I must say it one more time... DO NOT use WD-40! The propellant in the spray can may etch (or completely disolve) the syringe parts and the major liquid component of WD-40 that many people mistakenly use as a lubricant will evaporate after a couple of weeks and leave behind a tacky coating that not only repels water, but OIL too, and will make the plunger even harder to move the next time!


----------



## John J (Dec 29, 2007)

Go to the Hardware Store and in the Electrical Department find some Wire Nuts. These are the plactic things they use to join wires together. They come in all sizes and colors. They have threads on the inside. Some have a metal insert some are just plastic. Get one to fit on the end of your " Minature Turkey Baster"


----------



## Pete Thornton (Jan 2, 2008)

Don't store a syringe with the plunger shoved all the way in 
I have syringes that came with the steam engines (RH and Accu) and the plunger seal seems to disintegrate with steam oil! I take them apart, clean the plunger with a paper towel, then store them separately. 

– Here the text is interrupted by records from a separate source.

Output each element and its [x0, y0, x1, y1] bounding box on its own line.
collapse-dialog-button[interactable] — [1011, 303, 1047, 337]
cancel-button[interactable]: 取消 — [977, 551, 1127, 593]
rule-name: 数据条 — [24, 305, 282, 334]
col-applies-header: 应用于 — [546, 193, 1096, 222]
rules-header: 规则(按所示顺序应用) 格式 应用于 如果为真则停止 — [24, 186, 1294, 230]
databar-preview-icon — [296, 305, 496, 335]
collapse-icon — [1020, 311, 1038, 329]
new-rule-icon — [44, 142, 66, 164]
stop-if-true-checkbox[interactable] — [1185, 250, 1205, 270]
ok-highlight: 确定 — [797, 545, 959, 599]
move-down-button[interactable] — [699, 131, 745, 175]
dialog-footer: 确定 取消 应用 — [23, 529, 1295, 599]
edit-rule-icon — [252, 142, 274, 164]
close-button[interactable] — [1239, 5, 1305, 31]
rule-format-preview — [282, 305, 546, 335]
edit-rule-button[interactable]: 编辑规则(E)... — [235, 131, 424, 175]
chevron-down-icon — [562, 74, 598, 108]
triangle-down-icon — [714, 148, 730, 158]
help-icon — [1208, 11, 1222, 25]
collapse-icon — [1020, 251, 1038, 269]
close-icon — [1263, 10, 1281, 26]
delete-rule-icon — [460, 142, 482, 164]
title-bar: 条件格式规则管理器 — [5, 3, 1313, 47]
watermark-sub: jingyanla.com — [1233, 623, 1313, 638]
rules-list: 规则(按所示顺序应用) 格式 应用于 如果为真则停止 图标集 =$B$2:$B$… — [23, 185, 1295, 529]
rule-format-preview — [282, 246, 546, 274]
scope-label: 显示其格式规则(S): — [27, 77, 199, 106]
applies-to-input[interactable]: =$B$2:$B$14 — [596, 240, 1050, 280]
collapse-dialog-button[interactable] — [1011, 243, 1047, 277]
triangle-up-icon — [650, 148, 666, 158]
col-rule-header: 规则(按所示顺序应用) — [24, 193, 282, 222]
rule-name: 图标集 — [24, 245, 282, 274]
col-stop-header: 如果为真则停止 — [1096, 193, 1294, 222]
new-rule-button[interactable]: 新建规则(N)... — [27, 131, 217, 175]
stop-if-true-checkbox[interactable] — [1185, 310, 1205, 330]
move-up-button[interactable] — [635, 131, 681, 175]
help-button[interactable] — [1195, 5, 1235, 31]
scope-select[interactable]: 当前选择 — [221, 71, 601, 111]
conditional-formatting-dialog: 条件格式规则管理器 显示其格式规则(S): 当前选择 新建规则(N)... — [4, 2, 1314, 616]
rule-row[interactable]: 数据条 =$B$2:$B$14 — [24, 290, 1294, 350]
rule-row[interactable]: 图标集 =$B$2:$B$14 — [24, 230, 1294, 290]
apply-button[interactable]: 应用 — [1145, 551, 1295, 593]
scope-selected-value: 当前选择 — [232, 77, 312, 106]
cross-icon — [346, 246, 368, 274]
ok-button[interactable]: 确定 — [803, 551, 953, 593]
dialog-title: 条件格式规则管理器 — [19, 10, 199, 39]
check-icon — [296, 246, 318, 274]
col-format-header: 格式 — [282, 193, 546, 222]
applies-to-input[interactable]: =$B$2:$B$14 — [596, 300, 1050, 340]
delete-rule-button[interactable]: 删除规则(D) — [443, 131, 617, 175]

I have a short piece of tube on the end of the syringe which reaches down into the depths of my lubricator. I suck out the water and leave the rest of the oil in.


----------



## John J (Dec 29, 2007)

Posted By Pete Thornton on 26 Feb 2011 04:32 PM 
Don't store a syringe with the plunger shoved all the way in
I have syringes that came with the steam engines (RH and Accu) and the plunger seal seems to disintegrate with steam oil! I take them apart, clean the plunger with a paper towel, then store them separately. 

I have a short piece of tube on the end of the syringe which reaches down into the depths of my lubricator. I suck out the water and leave the rest of the oil in. 
If the tip of the plunger is made of rubber or such material. The oil will distroy the tip. Oil and Rubber Like Oil and Water don't mix


----------



## Pete Thornton (Jan 2, 2008)

The oil will distroy the tip. 
Now you tell me ;-) Actually, it has survived for several years as I clean it after each use.


----------